Black History in New Orleans: Congo Square
Elderly woman in Congo Square, February 1891. Image from Congo Square.
As Evans describes, meetings in Congo Square lasted from the early Eighteenth Century until the 1850s, and then began again after emancipation. The Square was a place of communal strength and care, where hundreds of people of African descent met weekly to carry out their cultural traditions.
Congo Square by Adewale S. Adele. Image from Congo Square.
Over time, these Congo Square gatherings had an immeasurable impact on New Orleans’s culture through the music, songs, dances, and market practices. Evans traces the ways in which rhythmic patterns popular in Congo Square influenced the street
beat, bamboula beat, second line, and even the New Orleans beat and early jazz. The different African traditions practiced there also shaped distinctive New Orleans customs like the second line and the jazz funeral. The instruments used in Congo Square, including many different kids of drums, shaped early jazz music, and some evolved into instruments popular today.
The gatherings in Congo Square left unmistakable and deep-rooted effects on New Orleans. Evans’s books highlight the diverse backgrounds of the people in Congo Square, the practices they maintained, and the tenacity that, despite traumatic and repressive conditions, fostered traditions vibrant enough to spread through the city, the country, and the world.
Freddi Evans will be at Melba’s Poboy’s Friday, February 25th from 12–1 p.m. where she will be giving away copies of Come Sunday. It’s an excellent opportunity for kids to learn a little about Congo Square this Black History Month.
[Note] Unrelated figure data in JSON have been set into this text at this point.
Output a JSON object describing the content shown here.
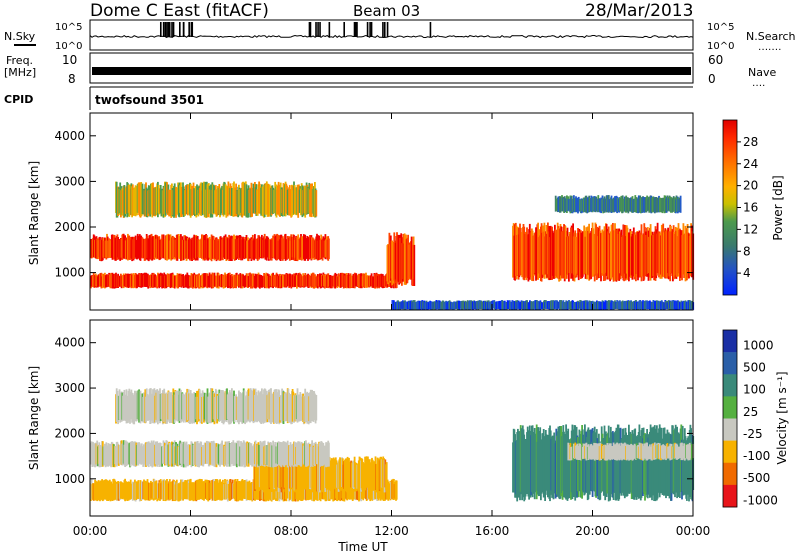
{
  "header": {
    "station": "Dome C East (fitACF)",
    "beam": "Beam 03",
    "date": "28/Mar/2013"
  },
  "left_labels": {
    "nsky": "N.Sky",
    "freq_line1": "Freq.",
    "freq_line2": "[MHz]",
    "cpid": "CPID"
  },
  "right_labels": {
    "nsearch": "N.Search",
    "nsearch_dots": "․․․․․․․",
    "nave": "Nave",
    "nave_dots": "․․․․"
  },
  "cpid_text": "twofsound 3501",
  "chart_data": [
    {
      "type": "line",
      "panel": "noise",
      "left_ticks": [
        "10^5",
        "10^0"
      ],
      "right_ticks": [
        "10^5",
        "10^0"
      ],
      "series": [
        {
          "name": "N.Sky",
          "values": "time series, roughly constant near mid-scale with spikes 02:30-04:10, 08:40-10:40, 11:00-12:00, 13:30"
        },
        {
          "name": "N.Search",
          "values": "dotted, not visibly plotted"
        }
      ]
    },
    {
      "type": "line",
      "panel": "frequency",
      "left_ticks": [
        "10",
        "8"
      ],
      "right_ticks": [
        "60",
        "0"
      ],
      "series": [
        {
          "name": "Freq.",
          "values": "alternating between about 8 and 10 MHz throughout the day"
        },
        {
          "name": "Nave",
          "values": "dotted, not visibly plotted"
        }
      ]
    },
    {
      "type": "heatmap",
      "panel": "power",
      "xlabel": "",
      "ylabel": "Slant Range [km]",
      "ylim": [
        180,
        4500
      ],
      "yticks": [
        1000,
        2000,
        3000,
        4000
      ],
      "xlim_hours": [
        0,
        24
      ],
      "colorbar": {
        "label": "Power [dB]",
        "ticks": [
          4,
          8,
          12,
          16,
          20,
          24,
          28
        ],
        "range": [
          0,
          32
        ],
        "colors": [
          "#0022ff",
          "#225bc8",
          "#3a7a6e",
          "#4c9a4c",
          "#e8b500",
          "#ff8800",
          "#ff4400",
          "#ee0000"
        ]
      },
      "regions": [
        {
          "t": [
            0.0,
            12.2
          ],
          "range_km": [
            650,
            1000
          ],
          "level_db": 28
        },
        {
          "t": [
            0.0,
            9.5
          ],
          "range_km": [
            1250,
            1850
          ],
          "level_db": 28
        },
        {
          "t": [
            1.0,
            9.0
          ],
          "range_km": [
            2200,
            3000
          ],
          "level_db": 18
        },
        {
          "t": [
            11.8,
            12.9
          ],
          "range_km": [
            700,
            1900
          ],
          "level_db": 26
        },
        {
          "t": [
            16.8,
            24.0
          ],
          "range_km": [
            800,
            2100
          ],
          "level_db": 26
        },
        {
          "t": [
            18.5,
            23.5
          ],
          "range_km": [
            2300,
            2700
          ],
          "level_db": 10
        },
        {
          "t": [
            12.0,
            24.0
          ],
          "range_km": [
            180,
            400
          ],
          "level_db": 6
        }
      ]
    },
    {
      "type": "heatmap",
      "panel": "velocity",
      "xlabel": "Time UT",
      "ylabel": "Slant Range [km]",
      "ylim": [
        180,
        4500
      ],
      "yticks": [
        1000,
        2000,
        3000,
        4000
      ],
      "xticks": [
        "00:00",
        "04:00",
        "08:00",
        "12:00",
        "16:00",
        "20:00",
        "00:00"
      ],
      "colorbar": {
        "label": "Velocity [m s⁻¹]",
        "ticks": [
          "1000",
          "500",
          "100",
          "25",
          "-25",
          "-100",
          "-500",
          "-1000"
        ],
        "colors": [
          "#1a2fa5",
          "#2a5fa8",
          "#3a8a7a",
          "#55b040",
          "#c8c8c0",
          "#f7b200",
          "#f06a00",
          "#e8141a"
        ]
      },
      "regions": [
        {
          "t": [
            0.0,
            12.2
          ],
          "range_km": [
            500,
            1000
          ],
          "velocity": "-100"
        },
        {
          "t": [
            6.5,
            11.8
          ],
          "range_km": [
            700,
            1500
          ],
          "velocity": "-100"
        },
        {
          "t": [
            0.0,
            9.5
          ],
          "range_km": [
            1250,
            1850
          ],
          "velocity": "-25 to 25"
        },
        {
          "t": [
            1.0,
            9.0
          ],
          "range_km": [
            2200,
            3000
          ],
          "velocity": "-25 to 25"
        },
        {
          "t": [
            16.8,
            24.0
          ],
          "range_km": [
            500,
            2200
          ],
          "velocity": "100"
        },
        {
          "t": [
            19.0,
            24.0
          ],
          "range_km": [
            1400,
            1800
          ],
          "velocity": "-25 to 25"
        }
      ]
    }
  ]
}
Freddi Williams Evans is an alumna of Tougaloo College, Tougaloo, Mississippi, where, as a music major, she began studying traditional African music on a study-travel to the University of Ghana at Accra. Evans has presented on Congo Square at schools, museums, and festivals. Her research on Congo Square has taken her to numerous archives, local and national, and back to West Africa. Evans resides in New Orleans and works as an arts educator and administrator as well as an independent scholar.